To further refine their biosensor design, the authors added a graphene oxide layer on top of the copper and dielectric films, enabling unprecedented sensitivity. This third material was originally obtained in 1859 as graphite oxide by Oxford University professor Benjamin C. Brodie Jr., a renowned English chemist. Later, graphene oxide experienced a sort of a revival following the discovery of graphene—the first known two-dimensional material—by Russian-born University of Manchester physicists and MIPT graduates Andre Geim and Konstantin Novoselov. The work on graphene earned them the 2010 Nobel Prize in physics. Graphene oxide can be visualized as graphene—a one-dimensional sheet of carbon atoms bound in a honeycomb arrangement with oxygen-containing groups dangling from some of the carbon atoms. These groups provide a link between the device surface and the protein molecules that are analyzed. In an earlier study, the authors used graphene oxide to increase the sensitivity of standard gold-based biosensors. The material proved to be beneficial for copper sensors as well.

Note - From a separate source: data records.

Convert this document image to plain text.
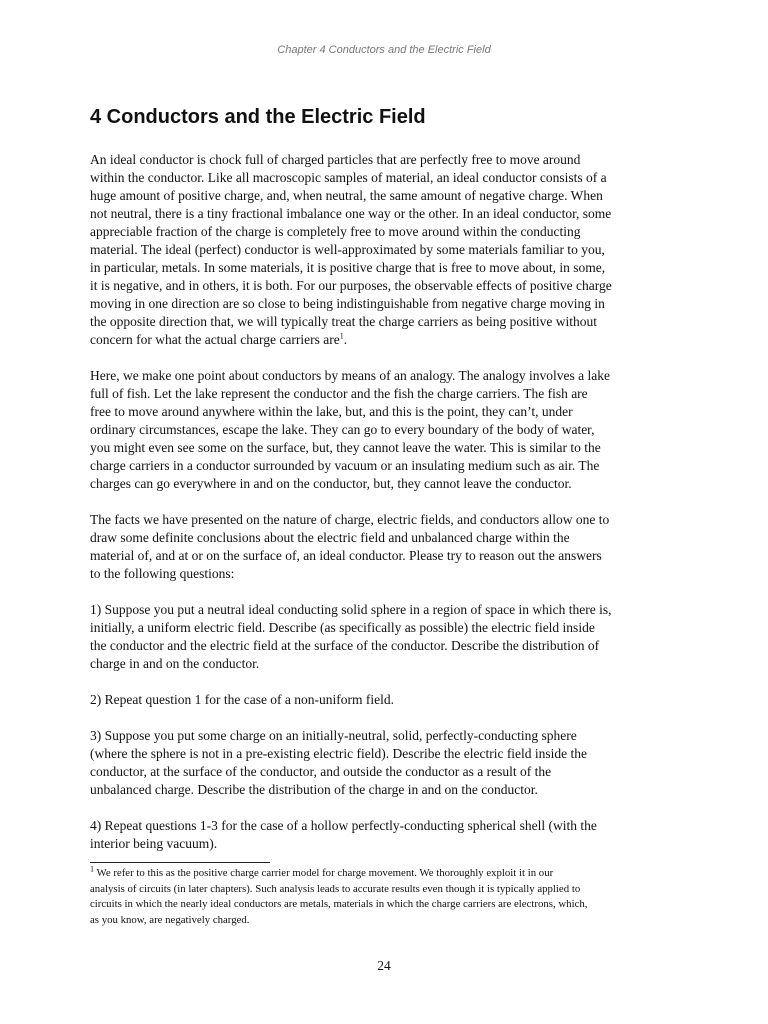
Chapter 4 Conductors and the Electric Field
4 Conductors and the Electric Field

An ideal conductor is chock full of charged particles that are perfectly free to move around
within the conductor. Like all macroscopic samples of material, an ideal conductor consists of a
huge amount of positive charge, and, when neutral, the same amount of negative charge. When
not neutral, there is a tiny fractional imbalance one way or the other. In an ideal conductor, some
appreciable fraction of the charge is completely free to move around within the conducting
material. The ideal (perfect) conductor is well-approximated by some materials familiar to you,
in particular, metals. In some materials, it is positive charge that is free to move about, in some,
it is negative, and in others, it is both. For our purposes, the observable effects of positive charge
moving in one direction are so close to being indistinguishable from negative charge moving in
the opposite direction that, we will typically treat the charge carriers as being positive without
concern for what the actual charge carriers are$^1$.

Here, we make one point about conductors by means of an analogy. The analogy involves a lake
full of fish. Let the lake represent the conductor and the fish the charge carriers. The fish are
free to move around anywhere within the lake, but, and this is the point, they can’t, under
ordinary circumstances, escape the lake. They can go to every boundary of the body of water,
you might even see some on the surface, but, they cannot leave the water. This is similar to the
charge carriers in a conductor surrounded by vacuum or an insulating medium such as air. The
charges can go everywhere in and on the conductor, but, they cannot leave the conductor.

The facts we have presented on the nature of charge, electric fields, and conductors allow one to
draw some definite conclusions about the electric field and unbalanced charge within the
material of, and at or on the surface of, an ideal conductor. Please try to reason out the answers
to the following questions:

1) Suppose you put a neutral ideal conducting solid sphere in a region of space in which there is,
initially, a uniform electric field. Describe (as specifically as possible) the electric field inside
the conductor and the electric field at the surface of the conductor. Describe the distribution of
charge in and on the conductor.

2) Repeat question 1 for the case of a non-uniform field.

3) Suppose you put some charge on an initially-neutral, solid, perfectly-conducting sphere
(where the sphere is not in a pre-existing electric field). Describe the electric field inside the
conductor, at the surface of the conductor, and outside the conductor as a result of the
unbalanced charge. Describe the distribution of the charge in and on the conductor.

4) Repeat questions 1-3 for the case of a hollow perfectly-conducting spherical shell (with the
interior being vacuum).

$^1$ We refer to this as the positive charge carrier model for charge movement. We thoroughly exploit it in our
analysis of circuits (in later chapters). Such analysis leads to accurate results even though it is typically applied to
circuits in which the nearly ideal conductors are metals, materials in which the charge carriers are electrons, which,
as you know, are negatively charged.

24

Replacing gold with copper opens up the way for developing compact biosensing devices to be implemented in smartphones, portable gadgets, wearable devices, and smart clothes, because copper-based chips are compatible with conventional microelectronics technology. Globally, scientists and electronics industry giants such as IBM and Samsung are putting a lot of effort into creating compact biosensors that could be built into electronic devices analogous to present-day nano- and microelectromechanical accelerometers and gyroscopes. It is hard to overestimate the impact that biosensors would have—devices would acquire a new sense organ. And this is not merely a metaphor—major corporations are working on technologies to enable AI, intelligent gadgets, and biointerfaces that would serve as mediators between the human brain and computers. A combination of these technologies could give rise to real cybernetic organisms.
"It is known that copper is susceptible to the corrosive influence of the environment. We have shown that protective dielectric films only tens of nanometers thick do more than just prevent oxidation—in some cases, they increase biosensor sensitivity," says Yury Stebunov, the lead author of the paper and co-founder and CEO of GrapheneTek LLC. "We don't see purely fundamental research as the final destination. Our solution will be available to potential customers before the end of the year. The technologies proposed in this study could be used to create miniature sensors and neural interfaces, and that's what we're working on right now."